Saturday, August 11, 2007

I feel good, I knew that I would now

(Graphic from vision.org)


I was shocked to read Jonah Goldberg in today's LATimes and find myself in agreement with him. But then I read further and found his premise to be, well, false:
These investments in self-esteem paid off royally, according to a study, "Egos Inflating Over Time." Jean Twenge of San Diego State University and a team of psychologists combed through the answers of 16,475 college students nationwide who took the Narcissistic Personality Inventory survey between 1982 and 2006. Their conclusion: Today's American youth are the most self-absorbed since we've studied the subject. "We need to stop endlessly repeating, 'you're special,' and having children repeat that back," Twenge told the Associated Press. "Kids are self-centered enough already."

Seems about right. Many times Pam & I have commented on the basic selfishness of today's generation, and this fits into that idea.

Of course Jonah looks far afield for the root cause:
Nonetheless, what I find fascinating is how our narcissism surplus, to some extent, is the unintended consequence of trying to use psychology as just another branch of public health. Saturday-morning cartoons during my youth were peppered with public service announcements informing kids that "you're the most important person in the whole wide world." The long-running TV show "Wonderama" became "Kids Are People Too" to reflect a new seriousness of childhood. The burgeoning "children's rights" movement -- to which a young Hillary Clinton was connected -- saw treating kids as peers to be of a piece with the new egalitarianism. Movies as diverse as "Taxi Driver," "Bugsy Malone" and "Irreconcilable Differences" fixated on treating kids like adults in one way or another.

Right. Thing is, as an older person than Jonah, I remember watching those kids shows for fun too. And nothing on "Kids Are People Too" was intended to create the kind of selfish entitlement he and I both despise. That is, until it shows up in shallow thinkers like Jonah.

The reality of that show was that it tried to foster mutual respect between age groups, by saying that kids deserve respect even as they learn what it means to become a full-fledged person. And "Taxi Driver" as an example? I can see that portraying Jodi Foster as a pre-pubescent hooker, with all the glamour and riches that brings to one's life, would be a great teaching example for youth. Sheesh.

And the gratuitous mention of Hillary Clinton, to include the "Left" in his blame group, is just a cheap shot.

To buttress his argument, Jonah says:
. . . the hand-wringing about youth's sense of entitlement can go overboard as well. Volunteerism is on the rise, not something you would necessarily expect even after discounting for the desire to pad transcripts and resumes.
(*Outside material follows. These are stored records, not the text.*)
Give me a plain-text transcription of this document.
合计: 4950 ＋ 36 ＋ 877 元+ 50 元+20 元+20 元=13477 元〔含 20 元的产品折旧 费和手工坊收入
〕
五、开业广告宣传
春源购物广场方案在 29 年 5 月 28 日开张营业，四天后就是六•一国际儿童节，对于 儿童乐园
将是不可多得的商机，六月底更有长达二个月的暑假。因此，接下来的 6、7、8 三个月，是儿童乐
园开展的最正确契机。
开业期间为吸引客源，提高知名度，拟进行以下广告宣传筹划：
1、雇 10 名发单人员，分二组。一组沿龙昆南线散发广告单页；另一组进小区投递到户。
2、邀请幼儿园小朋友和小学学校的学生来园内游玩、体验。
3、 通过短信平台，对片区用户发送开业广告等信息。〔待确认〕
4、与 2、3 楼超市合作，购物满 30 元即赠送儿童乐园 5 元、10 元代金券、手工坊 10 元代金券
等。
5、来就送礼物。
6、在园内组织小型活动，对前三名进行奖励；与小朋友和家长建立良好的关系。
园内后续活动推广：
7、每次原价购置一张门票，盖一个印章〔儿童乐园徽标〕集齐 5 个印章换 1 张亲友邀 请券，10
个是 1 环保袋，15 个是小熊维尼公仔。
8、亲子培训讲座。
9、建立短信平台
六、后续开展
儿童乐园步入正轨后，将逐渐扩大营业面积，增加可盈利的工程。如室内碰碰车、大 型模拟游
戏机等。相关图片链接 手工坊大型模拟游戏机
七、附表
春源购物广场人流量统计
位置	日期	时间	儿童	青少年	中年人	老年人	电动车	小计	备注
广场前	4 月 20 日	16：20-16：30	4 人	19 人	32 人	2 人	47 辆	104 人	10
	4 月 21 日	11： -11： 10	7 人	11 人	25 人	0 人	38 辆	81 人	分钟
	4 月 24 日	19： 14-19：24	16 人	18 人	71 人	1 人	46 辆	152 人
Maybe in Young Republican circles it's on the rise, but in reality, not so much. Here's from the Bureau of Labor Statistics, 1/10/2007:
The proportion of the population who volunteered was 26.7 percent. This is 2.1 percentage
points lower than the volunteer rate in each of the prior 3 years and slightly lower than in 2002, the first year for which comparable data are available.

Persons age 35 to 54 continued to be the most likely to volunteer (31.2
percent), while persons in their early twenties were the least likely (17.8
percent). While all age groups showed declines in volunteer rates from the prior year, the largest decline was among teenagers. The volunteer rate for females age 16 to 19 fell from 33.5 to 28.8 percent, and the volunteer rate for males of that age fell from 27.4 to 24.1 percent.

More data over there shows that from '03 to '05, 16-25 year old volunteering was indeed up, but declined in '06 to a level below that in '02. Whatever.

Here's where it gets really . . . rich:
Another result is that the generation taught to share and care beyond all precedent has become the most singularly concerned in history with making a buck. A recent UCLA study found that nearly 75% of freshmen think that it's important to be rich, compared with 62.5% in 1980 and 42% in 1966.

Ya think? At least Jonah doesn't explicitly blame this on teevee, the media, or the Left. But in today's climate of Right-Wing entitlement, as presented by GWBush and his affirmative-action college degree, Grover Norquist and his tax hatred, Duke Cunningham and his cash for favors, Mark Foley et al for their homophobic posturing while living life as gay people, Romney's 5 sons serving in a Winnebago, wanting to become rich is completely normal.

Heck, Jonah wouldn't have had a chance at richness himself were it not for his
infamous mother, so he should understand about entitlement. And too much praise for kids.


Update: Jonah was right about the Army meeting recruitment goals. What he didn't tell us is that they had to bribe recruits (h/t Raw Story):

The army responded by offering 20,000-dollar bonuses if recruits signed up starting July 25 and shipped out to boot camp within a month and before September 30, said Julia Bobick, a spokeswoman at the army's recruiting command at Fort Knox, Kentucky.

The signing bonus and other incentives can add up to a maximum 40,000 dollars for new soldiers.